The CAP/CTM HIV-1 Qualitative test v1.0 showed lower sensitivity (93.2%), with 9 (6.8%) false negatives within HIV-positive DPS and multiple circulating recombinant forms and one subtype were under-detected by the v1.0 assay. These findings clearly demonstrate that the CAP/CTM HIV-1 Qualitative assay v1.0 under-detects non-B subtypes of HIV-1 strains circulating in Central Africa. It is well documented that HIV genetic diversity can influence plasma HIV-1 detection and quantification by nucleic acid amplification tests in patients infected by non-B subtypes [4, 6]. Several authors have reported the failure of commercial assays for viral load monitoring in patients infected by non-B subtypes [22-24]. The HIV epidemic in the Central African Republic is characterized by broad genetic diversity included mainly non-B subtypes or circulating recombinant forms of HIV-1 group M . The under-detection of non-B subtypes of HIV-1 likely occurs because the target of the CAP/CTM HIV-1 Qualitative test v1.0 is limited to gag gene of subtype B HIV-1. In contrast, the upgraded CAP/CTM HIV-1 Qualitative test v2.0 showed 100%-sensitivity, 100% specificity, and perfect agreement (κ coefficient, 1.0). This observation demonstrates that the upgraded version of the CAP/CTM HIV-1 Qualitative test, which now uses a dual-target strategy with gag and LTR primers and probes, performs as well as the CAP/CTM HIV-1 Quantitative test v2.0 , whose initial version underquantified several non-B subtype of υ2.0 HIV-1 group M [11, 25]. Our results are in keeping with the performance of the CAP/CTM HIV-1 Qualitative test υ2.0 on DBS of infants from Senegal and Guinea Bissau .

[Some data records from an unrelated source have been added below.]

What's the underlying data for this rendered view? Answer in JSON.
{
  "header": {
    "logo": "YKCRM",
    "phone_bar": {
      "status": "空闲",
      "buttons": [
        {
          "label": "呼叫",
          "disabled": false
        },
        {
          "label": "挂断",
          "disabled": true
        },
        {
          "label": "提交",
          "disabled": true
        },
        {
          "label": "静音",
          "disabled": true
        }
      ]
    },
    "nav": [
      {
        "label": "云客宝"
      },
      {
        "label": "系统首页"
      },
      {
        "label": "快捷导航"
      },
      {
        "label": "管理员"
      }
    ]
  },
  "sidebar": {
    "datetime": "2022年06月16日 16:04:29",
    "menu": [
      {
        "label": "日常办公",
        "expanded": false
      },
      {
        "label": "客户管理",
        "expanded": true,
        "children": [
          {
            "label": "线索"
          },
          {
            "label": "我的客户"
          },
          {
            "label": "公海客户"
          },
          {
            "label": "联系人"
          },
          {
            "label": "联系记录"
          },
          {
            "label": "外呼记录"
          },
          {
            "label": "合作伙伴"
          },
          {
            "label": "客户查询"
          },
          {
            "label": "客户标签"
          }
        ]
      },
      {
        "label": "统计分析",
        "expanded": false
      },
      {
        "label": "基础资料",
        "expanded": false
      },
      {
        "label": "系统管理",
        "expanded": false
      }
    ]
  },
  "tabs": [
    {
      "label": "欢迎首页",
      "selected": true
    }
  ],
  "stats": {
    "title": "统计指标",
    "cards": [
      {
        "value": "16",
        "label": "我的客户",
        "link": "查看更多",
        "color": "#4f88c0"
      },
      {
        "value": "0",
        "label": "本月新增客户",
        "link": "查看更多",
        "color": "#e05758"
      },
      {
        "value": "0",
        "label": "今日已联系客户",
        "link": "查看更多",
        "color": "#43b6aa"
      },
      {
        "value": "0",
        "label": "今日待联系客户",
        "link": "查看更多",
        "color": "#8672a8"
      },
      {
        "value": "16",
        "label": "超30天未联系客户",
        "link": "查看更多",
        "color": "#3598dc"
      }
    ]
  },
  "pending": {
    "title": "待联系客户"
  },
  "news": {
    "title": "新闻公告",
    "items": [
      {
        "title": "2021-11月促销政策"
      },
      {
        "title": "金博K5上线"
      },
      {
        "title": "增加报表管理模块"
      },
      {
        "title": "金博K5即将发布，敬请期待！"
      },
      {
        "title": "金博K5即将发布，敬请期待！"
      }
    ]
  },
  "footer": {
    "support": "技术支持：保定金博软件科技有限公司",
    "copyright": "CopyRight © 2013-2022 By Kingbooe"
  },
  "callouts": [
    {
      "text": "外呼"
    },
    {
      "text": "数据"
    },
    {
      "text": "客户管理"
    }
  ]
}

Taken together, our evaluation in the Central African Republic, a country of broad HIV-1 genetic diversity, demonstrates that the upgraded version of the CAP/CTM HIV-1 Qualitative assay is appropriate for routine use for early diagnosis of HIV in children by molecular tool. The upgraded assay may be recommended for early children diagnosis in Central Africa, especially in reference laboratory using automation and with high throughput activity.
CONFLICT OF INTEREST
The authors confirm that this article content has no conflict of interest.
The study was supported by GIP-ESTHER (Ensemble pour une Solidarité Thérapeutique Hospitalière En Réseau) France – Central African Republic. We are thankful to Miss Rosine Feissona for excellent technical assistance. Dr MA Jenabian is the holder of the Canada Research Chair in Immuno-virology Tier 2.